Nous avons relevé quelques marques d’asymétrie du point de vue des statuts des participants. Les clients montrent par exemple leur statut novice ou initié dans l’utilisation du système au cours de la phase d’identification lorsqu’ils rendent compte de leur connaissance ou non de ce qu’est le numéro d’identifiant. Cette différence des clients peut modifier la temporalité de l’interaction par le fait que l’opératrice s’ajuste par exemple aux demandes de précision formulées par le client pour caractériser l’entité « identifiant ».

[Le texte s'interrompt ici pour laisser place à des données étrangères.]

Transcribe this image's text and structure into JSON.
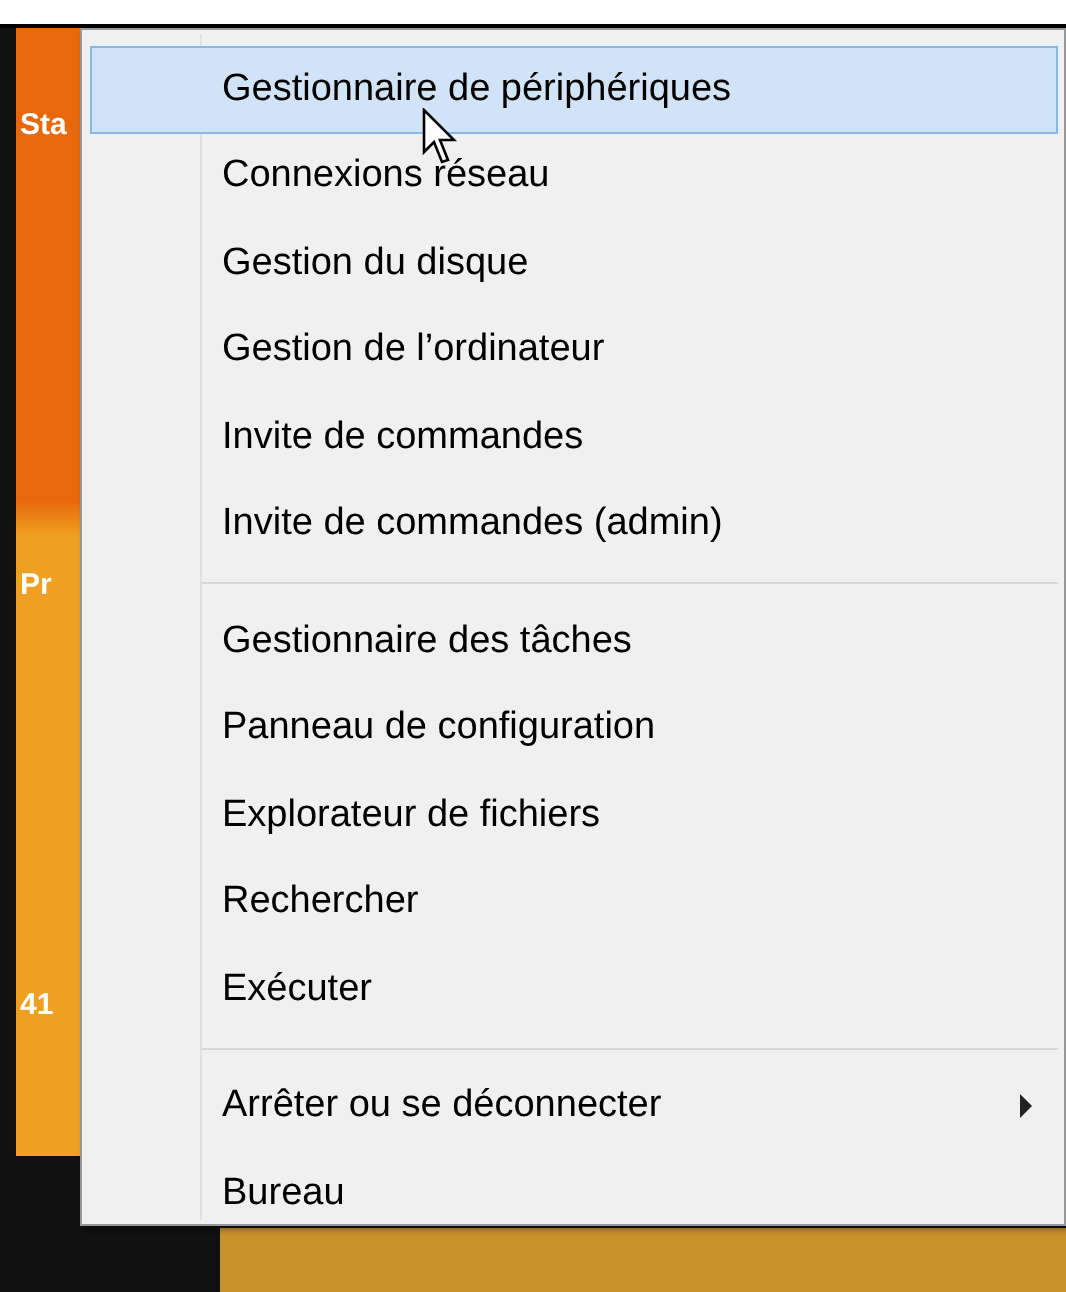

Par ailleurs, nous avons distingué trois activités possibles dans lesquelles s’inscrivent les notifications et les explications apportées par l’opératrice pour justifier de l’état a-problématique du compte client. Le choix de l’activité réalisée dépend de l’origine du problème décrit par le client ; nous avons relevé : i) l’activité de diagnostic, plus ou moins étendue en fonction de l’alignement du client suite à la première notification de non problème ; ii) l’activité de pédagogie, pour rendre le client autonome lors d’une prochaine utilisation du système ; iii) l’activité de relation sociale, qui émerge plutôt en fin d’appel, pour rassurer le client sur le bon état de fonctionnement de son compte. Certaines notifications et explications peuvent s’inscrire de manière complémentaire dans deux activités.

Schéma 4 : Activités dans lesquelles s’inscrivent les notifications
Schéma 4 : Activités dans lesquelles s’inscrivent les notifications

Les trois activités mise en avant ne se retrouvent pas dans les organisations séquentielles proposées par Schegloff et Zimmerman. Nous pensons que cela est spécifique à ce type d’appel de service, en comparaison avec les appels ordinaires ou les appels d’urgence.

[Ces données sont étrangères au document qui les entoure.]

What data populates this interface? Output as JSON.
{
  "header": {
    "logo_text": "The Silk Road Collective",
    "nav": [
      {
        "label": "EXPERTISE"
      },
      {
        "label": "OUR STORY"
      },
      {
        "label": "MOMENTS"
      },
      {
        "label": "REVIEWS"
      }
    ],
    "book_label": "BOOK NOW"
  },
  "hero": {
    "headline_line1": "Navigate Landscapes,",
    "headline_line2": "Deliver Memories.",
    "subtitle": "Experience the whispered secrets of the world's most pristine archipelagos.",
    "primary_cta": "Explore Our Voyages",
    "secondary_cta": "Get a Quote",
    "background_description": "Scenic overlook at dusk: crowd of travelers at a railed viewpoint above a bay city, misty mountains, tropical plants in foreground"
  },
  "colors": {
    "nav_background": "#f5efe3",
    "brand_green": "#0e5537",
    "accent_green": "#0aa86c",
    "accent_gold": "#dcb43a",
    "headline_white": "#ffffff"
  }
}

D’un point de vue plus général, l’analyse de l’activité de notifier l’état a-problématique du compte client a permis de souligner l’intérêt de cette situation particulière en comparaison aux appels où il y un réel problème comme c’est le cas dans la majorité des appels de service assistance. En termes d’organisation préférentielle, nous avons pu observer que les clients s’orientaient majoritairement vers une acceptation de la notification de non problème annoncée par les opératrices, réalisée de manière contigüe dans l’organisation des tours de parole (Sacks, 1987). En effet, l’activité de notifier l’état a-problématique du compte client peut comprendre plusieurs séquences de vérification pour expliquer la raison d’une mauvaise compréhension de la part des clients lors d’une tentative de location de vélo. Ces vérifications sont différentes lors de la résolution d’un problème réel sur le compte client. À partir du moment où l’opératrice a notifié l’état a-problématique du compte, le client s’oriente vers une acceptation du diagnostic de son interlocutrice. Les séquences de négociation ou de justification semblent moins fréquentes dans ce type d’appel que lors d’appels problématiques ; et lors de l’émergence de ce type de séquences, les participants se dirigent vers une conclusion assez rapide en s’alignant sur les explications données par les opératrices.

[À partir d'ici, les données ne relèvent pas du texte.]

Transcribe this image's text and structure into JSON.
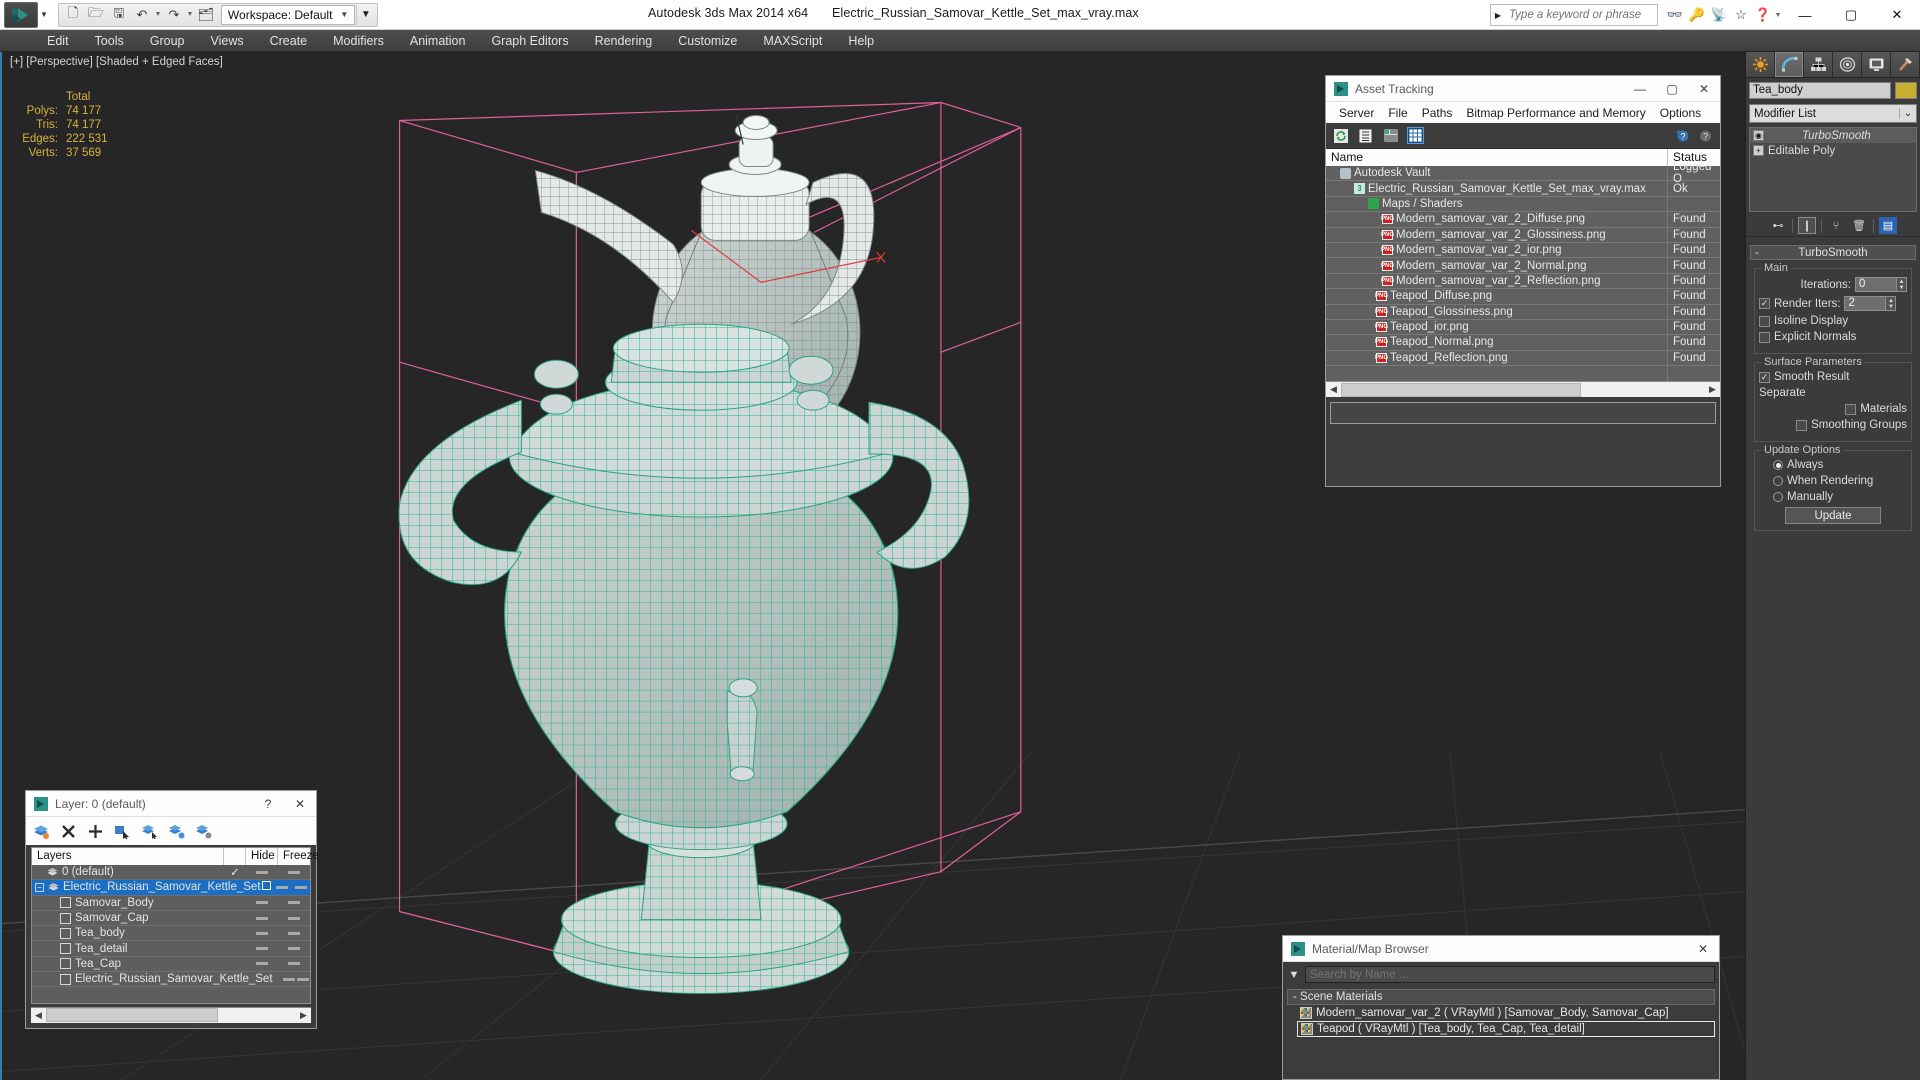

Enfin, nous avons pu observer quelques retombées plus générales du point de vue de l’usage de la technologie par les clients, notamment en termes de design. En effet, dans l’activité de notifier l’état a-problématique du compte client, nous avons relevé que la source d’une mauvais compréhension du client provenait souvent d’une mauvaise lecture d’un message affiché sur l’écran des bornes. Il semble qu’une réflexion devrait être menée sur la manière de présenter les informations sur les écrans lors d’une location de vélo et qu’il faudrait insister par exemple sur le caractère « nouveau » et « préventif » du message, soit de manière visuelle et graphique, soit de manière organisationnelle dans l’enchaînement des différents écrans lors de la location du vélo.